3.以下のように区分けされます。

【問題提起】
 1.司法警察職員は取調べを行うことが認められている(刑訴法198条1項)が、それは任意でなければならない。本件取調べが任意でなく、強制であったとすると、法律の定めた手続き(199条以下参照)によらない身体拘束を行ったものといえ、強制処分法定主義(憲法31条、刑訴法197条1項但書)に違反し、違法な処分であったということになる。そこで、本件取調べが強制処分であったか否か、そもそも刑訴法197条1項但書にいう「強制の処分」とは何を意味するものかが問題となる。

【規範定立】
 2.この点、強制処分とは重要な権利または利益を侵害する処分であるとの主張もある。確かに、真実発見の要請(刑訴法1条)をみたすためには、捜査機関の手を厳格に縛らず、「重要な」という絞りをかけて任意処分の範囲を拡大する必要性はあるともいえる。しかし、強制処分法定主義の趣旨は、罪刑法定主義と同様、許される処分を法律という形で明確に定めることにより市民の自由を保障する点にある。したがって、「重要な」権利侵害か否かという不明確な判断基準を立てることは、強制処分法定主義の趣旨に反し、相当とはいえない。そこで、このような絞りはかけず、強制処分とは権利・利益を侵害する処分であると解するのが妥当である。
 3.(1) それでは、本件取調べは強制処分であったといえるか。本件で問題となる権利・利益とは、行動の自由に他ならない(198条1項但書参照)。したがって、当該具体的状況に鑑み、社会通念上退去の自由が保障されていたか否かを判断すべきである。

 *3という番号が付されており、あてはめが始まったかのようにみえるが、具体的判断基準を定立しているわけだから、実質的にはここまでが規範定立

【あてはめ】
  (2) 本件では、取調べは午前8時40分から深夜2時にまでおよんでいる。

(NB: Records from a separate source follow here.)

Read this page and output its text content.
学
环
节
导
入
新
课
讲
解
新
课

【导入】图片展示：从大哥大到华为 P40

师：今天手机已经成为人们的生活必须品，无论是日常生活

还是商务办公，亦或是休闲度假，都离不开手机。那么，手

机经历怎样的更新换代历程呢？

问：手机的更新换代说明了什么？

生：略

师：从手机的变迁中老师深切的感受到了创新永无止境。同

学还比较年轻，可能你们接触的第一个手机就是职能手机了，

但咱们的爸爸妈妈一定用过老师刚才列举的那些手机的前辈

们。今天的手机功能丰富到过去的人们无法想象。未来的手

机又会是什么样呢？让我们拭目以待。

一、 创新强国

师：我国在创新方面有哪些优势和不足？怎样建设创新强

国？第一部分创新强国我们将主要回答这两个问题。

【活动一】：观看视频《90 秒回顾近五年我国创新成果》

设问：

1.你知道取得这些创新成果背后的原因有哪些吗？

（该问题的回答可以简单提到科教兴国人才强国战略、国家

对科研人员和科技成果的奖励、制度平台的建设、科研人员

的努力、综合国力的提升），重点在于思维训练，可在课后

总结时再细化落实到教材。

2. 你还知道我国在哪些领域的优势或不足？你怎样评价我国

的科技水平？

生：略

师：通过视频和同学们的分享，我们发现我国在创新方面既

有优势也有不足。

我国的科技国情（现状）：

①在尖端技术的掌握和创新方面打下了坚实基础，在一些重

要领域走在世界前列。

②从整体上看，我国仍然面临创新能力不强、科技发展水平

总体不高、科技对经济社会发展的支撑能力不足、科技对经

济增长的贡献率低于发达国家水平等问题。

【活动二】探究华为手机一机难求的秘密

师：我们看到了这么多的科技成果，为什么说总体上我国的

このような長時間にわたる、かつ、深夜にまでおよぶ取調べが、一般的に被疑者の自由意志により行われるとは考え難い。これに加え、警察のほうから帰宅の意思を確認したり外部に連絡をとる機会を与えていないこと、常に監視状況に置かれていたこともあわせ考えると、本件取調べにおいて退去の自由は確保されていなかったとみるのが妥当である。もっともXのほうから帰宅したいとの明示の申し出はなされていないが、そもそもそのような申し出ができるような状況ではなかったというべきである。
 (3) よって、退去の自由が確保されておらず、権利・利益侵害があったといえる本件取調べは、実質的な逮捕に基づく強制処分であったといわざるをえない。

【結論】
 4.以上の検討により、本件取調べは法律の定めによらない身体拘束に基づくものとして違法である。